Maybe EVs aren’t inevitable after all. Audi, together with the German energy company Sunfire, has announced that it is able to synthesize diesel from water and CO2, and that the product can fuel automobiles.
The process involves heating water to 800 degrees Celsius, creating steam. Electricity—from a green-energy power source, naturally, biomass in this case—heats the water, and the resulting high-temperature electrolysis breaks it down into hydrogen and oxygen. The oxygen is released, and the hydrogen is combined with CO2 taken from the atmosphere. Under high heat and pressure, the two synthesize to create a liquid known as blue crude. The blue crude is refined into what Audi calls e-diesel.
So far, e-diesel is being mixed with traditional diesel but it could potentially be used as a fuel on its own. The e-diesel is claimed to be sulfur-free and cleaner-burning that standard diesel. The first five liters went into the tank of an Audi A8 3.0 TDI driven by Germany’s Minister of Research.
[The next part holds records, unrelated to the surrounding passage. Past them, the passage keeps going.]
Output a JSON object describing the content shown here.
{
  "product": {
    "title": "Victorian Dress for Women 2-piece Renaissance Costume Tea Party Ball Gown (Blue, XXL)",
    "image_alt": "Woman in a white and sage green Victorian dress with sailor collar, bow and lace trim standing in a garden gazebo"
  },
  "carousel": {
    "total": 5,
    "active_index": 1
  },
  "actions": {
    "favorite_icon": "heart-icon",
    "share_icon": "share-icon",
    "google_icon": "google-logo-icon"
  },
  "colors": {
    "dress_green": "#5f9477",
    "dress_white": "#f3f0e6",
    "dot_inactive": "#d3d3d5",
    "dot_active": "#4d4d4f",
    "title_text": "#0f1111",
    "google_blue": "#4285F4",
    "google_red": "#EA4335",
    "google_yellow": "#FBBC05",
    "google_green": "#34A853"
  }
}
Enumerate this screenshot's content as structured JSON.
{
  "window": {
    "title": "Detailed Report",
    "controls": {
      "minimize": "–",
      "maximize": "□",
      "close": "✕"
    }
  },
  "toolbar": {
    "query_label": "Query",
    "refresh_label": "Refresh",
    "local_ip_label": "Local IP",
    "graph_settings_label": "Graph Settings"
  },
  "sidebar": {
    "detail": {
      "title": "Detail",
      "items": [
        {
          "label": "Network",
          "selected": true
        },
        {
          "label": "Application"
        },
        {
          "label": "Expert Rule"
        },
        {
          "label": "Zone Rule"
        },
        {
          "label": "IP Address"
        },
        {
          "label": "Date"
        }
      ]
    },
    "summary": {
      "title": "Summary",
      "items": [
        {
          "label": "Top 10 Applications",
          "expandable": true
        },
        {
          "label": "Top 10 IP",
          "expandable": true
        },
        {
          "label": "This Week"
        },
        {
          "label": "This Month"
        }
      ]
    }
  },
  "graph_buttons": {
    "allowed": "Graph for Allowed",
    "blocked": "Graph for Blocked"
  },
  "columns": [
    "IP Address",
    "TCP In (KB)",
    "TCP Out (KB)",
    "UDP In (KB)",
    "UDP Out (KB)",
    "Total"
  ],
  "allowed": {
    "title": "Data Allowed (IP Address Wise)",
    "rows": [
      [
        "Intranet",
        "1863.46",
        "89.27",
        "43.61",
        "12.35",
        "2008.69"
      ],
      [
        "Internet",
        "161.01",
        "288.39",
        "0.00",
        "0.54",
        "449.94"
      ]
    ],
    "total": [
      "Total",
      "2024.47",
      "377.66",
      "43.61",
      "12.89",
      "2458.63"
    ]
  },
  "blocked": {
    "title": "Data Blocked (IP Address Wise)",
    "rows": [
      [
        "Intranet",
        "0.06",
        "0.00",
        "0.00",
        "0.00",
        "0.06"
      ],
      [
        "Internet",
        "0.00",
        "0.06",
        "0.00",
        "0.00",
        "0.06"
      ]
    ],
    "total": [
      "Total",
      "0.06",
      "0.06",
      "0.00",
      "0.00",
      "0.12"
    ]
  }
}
Audi and Sunfire claim that the process to make e-diesel is 70 percent efficient. They estimate that once production is ramped up, the cost to consumers in Europe would be comparable to traditional diesel, at 1.00 to 1.50 euro per liter (approximately $4.00 to $6.00 per gallon).
Diesel is not the only fossil fuel Audi has been working to synthesize. The company is also a partner in a plant that produces synthetic compressed natural gas, which it uses in the CNG-powered Audi A3 g-tron.
Synthesized replacements for fossil fuels could be the start of a whole new chapter in the life of internal-combustion propulsion. A car that runs on water has been the green dream for ages, and this appears to be a big step closer to reality.